Kendra, Diane and Sarabeth
My son Mark is having health difficulties and is going thru many, many tests. I wish I could just wave a magic wand and make everything better but…
We had to be back in Coventry by 5 pm as Donna and Norm had arranged to have my relatives come over for dinner. This was wonderful as I was wondering how I would be able to manage to see all of them. It was also great to have a gathering where we just enjoyed each other without it being a funeral.
Next day was a visit with Melanie and her family. Katy and Jacky are now 20 or 21. My how time flies. Melanie had just gotten home from work at Hartford hospital so we arranged to pick up pizzas and an order of fried eggplant. Eggplant was fantastic.

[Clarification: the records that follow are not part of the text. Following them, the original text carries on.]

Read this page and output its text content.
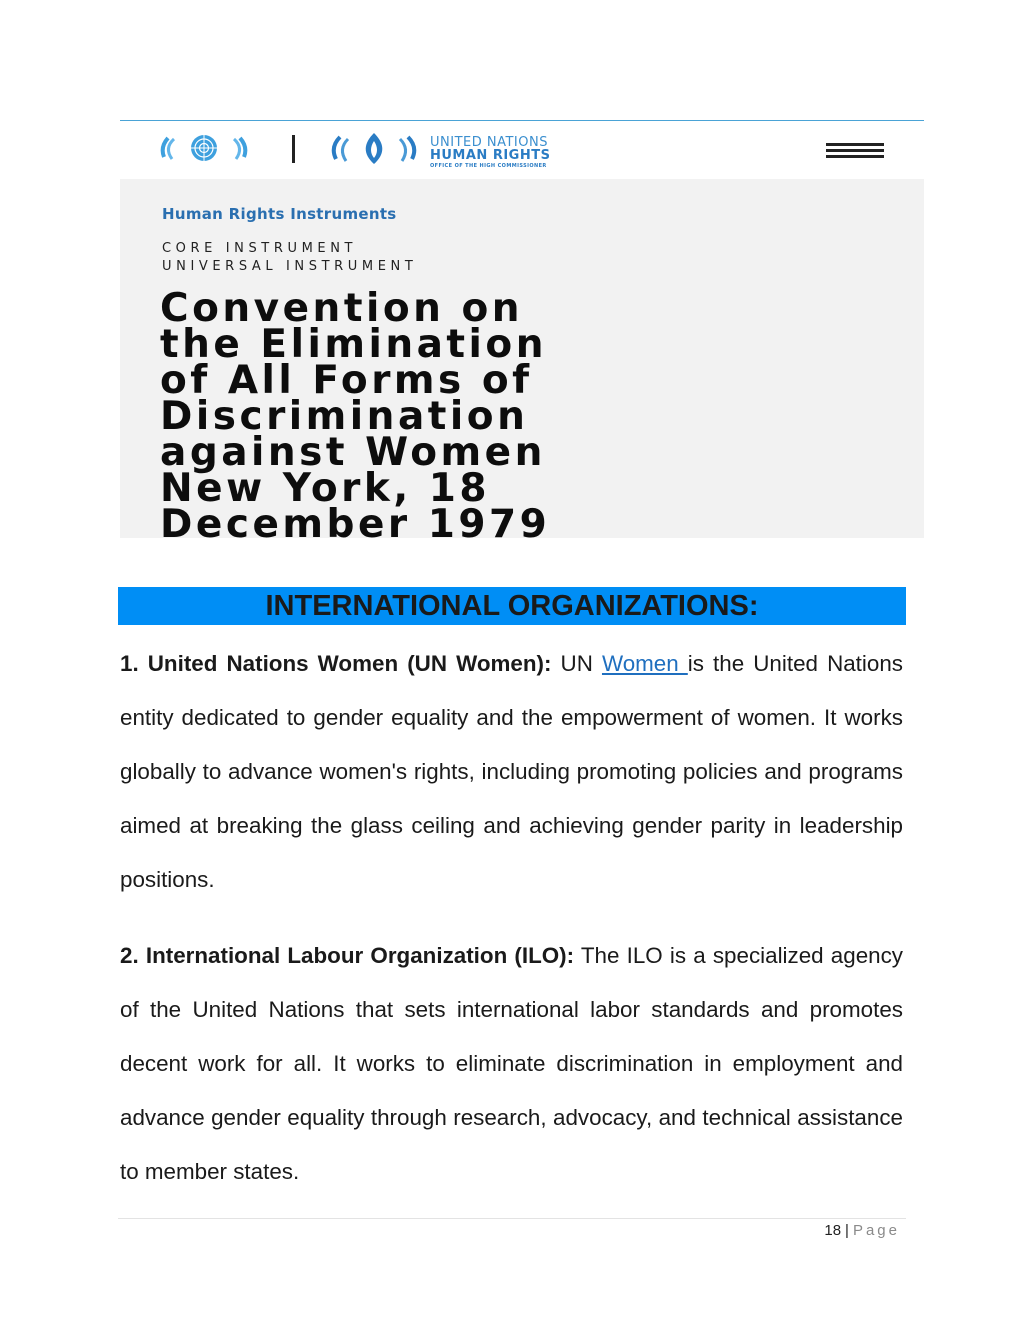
UNITED NATIONS
HUMAN RIGHTS
OFFICE OF THE HIGH COMMISSIONER
Human Rights Instruments
CORE INSTRUMENT
UNIVERSAL INSTRUMENT
Convention on
the Elimination
of All Forms of
Discrimination
against Women
New York, 18
December 1979
INTERNATIONAL ORGANIZATIONS:
1. United Nations Women (UN Women): UN Women is the United Nations entity dedicated to gender equality and the empowerment of women. It works globally to advance women's rights, including promoting policies and programs aimed at breaking the glass ceiling and achieving gender parity in leadership positions.
2. International Labour Organization (ILO): The ILO is a specialized agency of the United Nations that sets international labor standards and promotes decent work for all. It works to eliminate discrimination in employment and advance gender equality through research, advocacy, and technical assistance to member states.
18 | Page
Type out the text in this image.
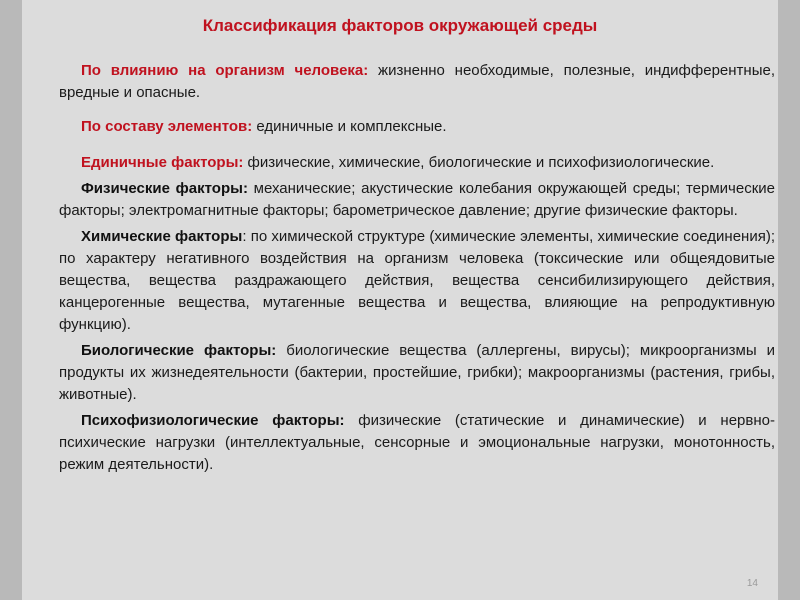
Классификация факторов окружающей среды
По влиянию на организм человека: жизненно необходимые, полезные, индифферентные, вредные и опасные.
По составу элементов: единичные и комплексные.
Единичные факторы: физические, химические, биологические и психофизиологические.
Физические факторы: механические; акустические колебания окружающей среды; термические факторы; электромагнитные факторы; барометрическое давление; другие физические факторы.
Химические факторы: по химической структуре (химические элементы, химические соединения); по характеру негативного воздействия на организм человека (токсические или общеядовитые вещества, вещества раздражающего действия, вещества сенсибилизирующего действия, канцерогенные вещества, мутагенные вещества и вещества, влияющие на репродуктивную функцию).
Биологические факторы: биологические вещества (аллергены, вирусы); микроорганизмы и продукты их жизнедеятельности (бактерии, простейшие, грибки); макроорганизмы (растения, грибы, животные).
Психофизиологические факторы: физические (статические и динамические) и нервно-психические нагрузки (интеллектуальные, сенсорные и эмоциональные нагрузки, монотонность, режим деятельности).
14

Time does slip away and we started our trek back to NYC and LaGuardia airport. On our way we found the Murrays, Jeff and Caroline, who are building quite a home with their own hands and sweat. It will be a couple of years before they are finished. They are quite an inspiration. The home and even the construction tools are clever and thoughtful as we would expect from Jeff.
The trip to NY was in heavy traffic. We found our hotel near the airport and spent the last few hours reminiscing about our adventures. Our flight departs at 7:15 am and we found a shuttle bus to the airport at 4:40 am. There was a family group with luggage enough to start a home and we wondered if we would ever be able to get on the bus. With angry travellers around us, we were relieved to get off the bus at the terminal.
Once back in Colorado I delivered three paintings to a national show being held at The Great Frame Up in Longmont. I was fortunate to have all three of my paintings accepted. This Friday, the 13th, is the reception and award ceremony.
Because of the drought Colorado has a fire ban so our local fireworks display was cancelled. On July 4th we drove to up the mountain to the tiny community of Allenspark to enjoy their down home 4th of July parade complete with horses and lamas. Events like that are wonderful.
That evening we gave a dinner party of 10 people one baby (2 months old) and 5 dogs. It was a fine 4th of July cookout. When you have really nice people, food and drink, it is always a success. Our friends the Treats bought a condo in Longmont and will be travelling out to Colorado regularly to visit with their son, Tom, and his soon to be wife, Lola, and their baby Clara.
This past June was quite a reminder of different stages of life. Most important is to enjoy life and live it to its fullest.
This Saturday is Rhythm on the River. It is the largest family event put on by the City of Longmont. There is no fee to enter. I manage the Art Zone Tent and we literally have thousands of people come thru. This year I prepared 200 sheets of drawing paper with outlines of animals for the children (or adults) to paint. That is always popular. In the afternoon we have an artist from the Old Firehouse Art Center who will be making tissue flowers with children.
Rhythm on the River is always exciting and tiring. On Saturday we must deliver the final load of art, etc. and be off the premises by 6:30 am as there is a foot race at 7 am. I have done this for 8 successive years and in September I turn 75. When the day comes that I cannot do this anymore it will be difficult.
Hope you are well and enjoying the summer.